Continua il nostro viaggio nella tematica relativa al Paesaggio
La conquista dell’autonomia di genere, da parte del paesaggio, avviene – per la scrittura moderna – nel corso del XVII secolo. In antico esso aveva riscosso un certo interesse, ma era stato soprattutto inteso come rappresentazione fantastica d’un contesto ambientale. Additeremo, in proposito, la specialità figurativa della cosiddetta ‘veduta nilotica’ che è un’esemplificazione di una pittura di netto sapore decorativo che adornava le case dei ricchi romani e di cui non solo gli Scavi di Pompei ci hanno lasciato testimonianza. Tale pittura ha carattere fantastico e visionario e non lascia una traccia documentaria del territorio stringentemente legata alla restituzione pedissequa e fedele del dato oggettivo dell’assetto ambientale.
Fa eccezione qualche raro frammento, come una raffigurazione del Vesuvio, ma, anche in questo caso, l’intento dell’artista non è stato quello di curare in modo particolarmente significativo la fedeltà figurativa.

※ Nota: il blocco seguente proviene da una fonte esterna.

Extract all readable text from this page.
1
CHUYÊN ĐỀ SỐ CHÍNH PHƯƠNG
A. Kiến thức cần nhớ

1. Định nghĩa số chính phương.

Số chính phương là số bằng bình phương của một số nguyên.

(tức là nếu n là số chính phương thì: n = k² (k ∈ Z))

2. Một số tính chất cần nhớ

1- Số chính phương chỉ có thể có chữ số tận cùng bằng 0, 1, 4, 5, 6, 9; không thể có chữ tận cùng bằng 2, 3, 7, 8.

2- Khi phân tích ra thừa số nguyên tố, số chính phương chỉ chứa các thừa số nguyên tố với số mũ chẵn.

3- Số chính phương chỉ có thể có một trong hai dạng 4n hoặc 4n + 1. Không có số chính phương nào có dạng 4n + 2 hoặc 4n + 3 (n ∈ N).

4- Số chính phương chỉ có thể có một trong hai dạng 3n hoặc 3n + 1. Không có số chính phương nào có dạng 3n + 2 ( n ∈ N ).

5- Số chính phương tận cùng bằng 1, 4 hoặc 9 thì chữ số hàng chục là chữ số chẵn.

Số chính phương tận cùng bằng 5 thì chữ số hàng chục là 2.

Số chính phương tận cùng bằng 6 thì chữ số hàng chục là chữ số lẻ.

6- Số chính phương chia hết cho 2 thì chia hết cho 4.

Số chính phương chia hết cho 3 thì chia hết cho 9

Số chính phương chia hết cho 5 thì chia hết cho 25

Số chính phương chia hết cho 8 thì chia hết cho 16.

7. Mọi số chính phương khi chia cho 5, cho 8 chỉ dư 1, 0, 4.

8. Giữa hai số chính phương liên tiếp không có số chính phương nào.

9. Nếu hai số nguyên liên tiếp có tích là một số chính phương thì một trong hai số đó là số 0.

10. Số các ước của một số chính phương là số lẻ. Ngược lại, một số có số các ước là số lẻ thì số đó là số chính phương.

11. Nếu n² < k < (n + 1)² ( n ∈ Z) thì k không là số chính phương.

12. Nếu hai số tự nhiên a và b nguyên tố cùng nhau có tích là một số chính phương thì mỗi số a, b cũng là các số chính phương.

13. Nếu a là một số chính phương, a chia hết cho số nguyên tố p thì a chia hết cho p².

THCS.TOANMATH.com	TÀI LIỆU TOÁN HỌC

I lunghi secoli del Medioevo non si discostano da questa prospettiva, tutt’altro. il paesaggio non solo non ha una sua propria autonomia, ma viene addirittura azzerata la sua raffigurazione anche come semplice sfondo, assorbita, ad esempio, nei cosiddetti ‘fondi-oro’ o ridotta ad icona marginale e semplicemente allusiva, come avviene nella rappresentazione di alcuni scorci rocciosi o come avviene, nei mosaici ravennati, nella raffigurazione del Palazzo imperiale alle spalle dei ritratti della corte imperiale.
In età rinascimentale, il paesaggio appare negli sfondi e come teatro d’ambientazione di scene mitologiche, storiche o religiose. In qualche caso, come nella Tempesta di Giorgione (Venezia, Accademia), il paesaggio diventa elemento decisivo per lo sviluppo stesso della resa contenutistica. Analogamente diremo per altre opere di questo stesso periodo, come il Concerto campestre (Parigi, Louvre), ancora giorgionesca, o come L’amor sacro e L’amor profano di Tiziano (Roma, Galleria Borghese).
In ambito centritaliano brilla il modello delle immagini di città ideali, che dalla autonomia figurativa della prova di ignoto autore di Urbino (Città ideale, Urbino Galleria nazionale), si ritrova, poi, nell’utilizzo come sfondo nella pittura sacra di Perugino o di Raffaello.
Quest’ultimo, ed altri grandi del secolo, come Michelangelo e Leonardo, non mancheranno di fornire straordinarie interpretazioni della realtà ambientale, offrendo, così, sia in termini di restituzione naturalistica (la Madonna delle rocce di Leonardo, Parigi, Louvre) sia di ampiezza del rilievo architettonico (la Scuola di Atene di Raffaello, Vaticano, Stanza della Segnatura), degli esempi superbi d’un’ambientazione spaziale assolutamente consona alla rilevanza concettuale e contenutistica. Con Michelangelo, poi, si incrementa il rapporto antropico con il contesto ambientale.
L’età manierastica renderà più livido e sfuggente il rilievo della rappresentazione paesaggistica che sembra adeguarsi ad una concezione della pittura ripiegata su sé stessa. Suggeriremo, in proposito, alcune ambientazioni del Pontorno o quella, magnifica, nel suo genere, della Andata al Calvario di Polidoro da Caravaggio (Napoli, Capodimonte).
Il paesaggio, come può ben osservarsi, sta crescendo a dismisura, avendo fatto passi da gigante dalla marginalità altomedievale, ma anche dall’uso già ben più moderno, che sul limite della fine del Medioevo ne aveva additato lo stesso Giotto, ma è ancora, sostanzialmente compresso entro l’utilizzazione ancillare della concezione di ‘sfondo’.